Some of the episodes in this series were aired outside of the usual 9pm timeslot due to the FIFA World Cup.

Islanders

Angela Jain, the managing director at ITV Studios Entertainment, wanted the series to feature "some surprising cast members", who the audience would not expect to see. She explained that she wanted "enough cast that feels like they are absolutely heart and soul Love Island – and then a certain percentage of people who feel genuinely new to telly and genuinely surprising." When asked whether a former contestant could appear in this series, executive producer Andy Cadman did not rule out anything, but said he struggled to imagine it. The first Islanders for the fourth series were released on 28 May 2018, just one week before the launch. However, throughout the series, more Islanders entered the villa to find love. Niall Aslam's decision to leave the series voluntarily for "personal reasons" marks the first time since the second series where an Islander voluntarily left the show. Niall later said he left because of "stress-induced psychosis." The series was won by Dani Dyer and Jack Fincham having received 79.66% of the final vote.

Coupling
The couples were chosen shortly after the contestants entered the villa. After all of the girls entered, the boys were asked to choose a girl to pair up with. Alex G was paired with Samira, Eyal with Hayley, Jack Fi and Dani paired up, Niall and Kendall coupled up, and Wes paired up with Laura A. Adam then entered the villa and was told he would be stealing one of the girls the following day.

Notes

 : Adam arrived after the coupling on Day 1, but was told he would be able to steal a girl for himself on Day 2. He chose Kendall.
 : Original Islanders were only given the option to remain in their current couple, or re-couple with one of the new Islanders.
 : After the public voted for their favourite couple, on Day 33 it was announced that Adam & Darylle, Alex M & Megan, and Ellie J & Sam had the fewest votes. It was then down to the only single Islanders Georgia and Wes to couple up with one of them, and therefore save them from being dumped. Georgia chose to couple up with Sam, and Wes chose Megan.
 : After being chosen by their fellow Islanders, Georgia and Sam were given the choice to leave as a couple or remain in the villa but stay single. They decided to stay, meaning they were not permitted to couple up during the next recoupling. However, during the recoupling both refused to couple with anybody else meaning they had to leave the villa.

Casa Amor
On 27 June 2017, it was confirmed that ‘Casa Amor’ would be reintroduced following its success during the previous series. It is a second villa featuring new Islanders in a twist designed to put the couples to the ultimate test. Twelve new Islanders were introduced during this twist. The villa was called ’Casa Amor’ which translates to ’Love House’, and is located not far from the main villa. The new Islanders for the twist included six girls; Charlie, Darylle, Ellie, Grace, Kazimir and Savanna, as well as six boys; Alex, Charlie, Dean, Frankie, Jack and Jordan.

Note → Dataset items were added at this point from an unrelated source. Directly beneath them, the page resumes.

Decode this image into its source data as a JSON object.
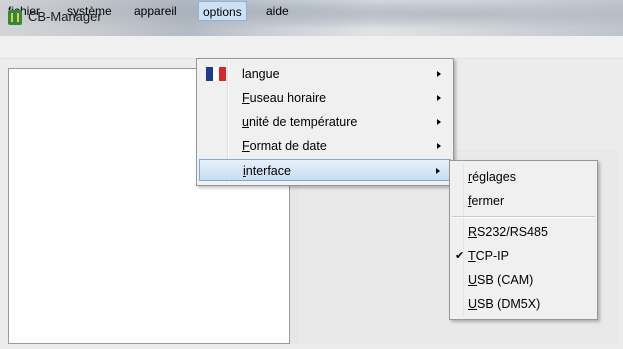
{
  "window": {
    "title": "CB-Manager",
    "icon": "app-logo-icon"
  },
  "menubar": {
    "items": [
      {
        "label": "fichier"
      },
      {
        "label": "système"
      },
      {
        "label": "appareil"
      },
      {
        "label": "options",
        "open": true
      },
      {
        "label": "aide"
      }
    ]
  },
  "options_menu": {
    "items": [
      {
        "mnemonic": "",
        "rest": "langue",
        "icon": "french-flag-icon",
        "submenu": true
      },
      {
        "mnemonic": "F",
        "rest": "useau horaire",
        "submenu": true
      },
      {
        "mnemonic": "u",
        "rest": "nité de température",
        "submenu": true
      },
      {
        "mnemonic": "F",
        "rest": "ormat de date",
        "submenu": true
      },
      {
        "mnemonic": "i",
        "rest": "nterface",
        "submenu": true,
        "highlighted": true
      }
    ]
  },
  "interface_submenu": {
    "items": [
      {
        "mnemonic": "r",
        "rest": "églages",
        "checked": false
      },
      {
        "mnemonic": "f",
        "rest": "ermer",
        "checked": false
      },
      {
        "mnemonic": "R",
        "rest": "S232/RS485",
        "checked": false
      },
      {
        "mnemonic": "T",
        "rest": "CP-IP",
        "checked": true,
        "check_glyph": "✔"
      },
      {
        "mnemonic": "U",
        "rest": "SB (CAM)",
        "checked": false
      },
      {
        "mnemonic": "U",
        "rest": "SB (DM5X)",
        "checked": false
      }
    ]
  },
  "colors": {
    "flag_blue": "#1f3a93",
    "flag_white": "#ffffff",
    "flag_red": "#d62828",
    "highlight": "#c8ddf3"
  }
}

The twist came to its conclusion four days later when the original Islanders were given the choice of remaining with their current partner in the opposite villa or couple up with one of the new Islanders. However, as they were living in separate villas, they were not aware of each other's choice. If one decided to re-couple and the other did not, then the one that didn't would be single but still remain on the island. If both re-coupled then they would both remain in the villa with their new partner, and any remaining single new islanders would be dumped. At the end of this, Georgia and Wes became the only single original Islanders, and Charlie W, Dean, Jordan and Savanna were dumped.

Weekly summary
The main events in the Love Island villa are summarised in the table below.

Ratings
Official ratings are taken from BARB and include ITV2 +1. Because the Saturday episodes are weekly catch-up episodes rather than nightly highlights, these are not included in the overall averages. The series launch on 4 June 2018 was the most watched digital TV programme since the 2012 Summer Olympics were broadcast on BBC Three, and the most watched ever on ITV2, this was overtaken by the episode that aired on 8 July 2018 which had 4.46 million viewers.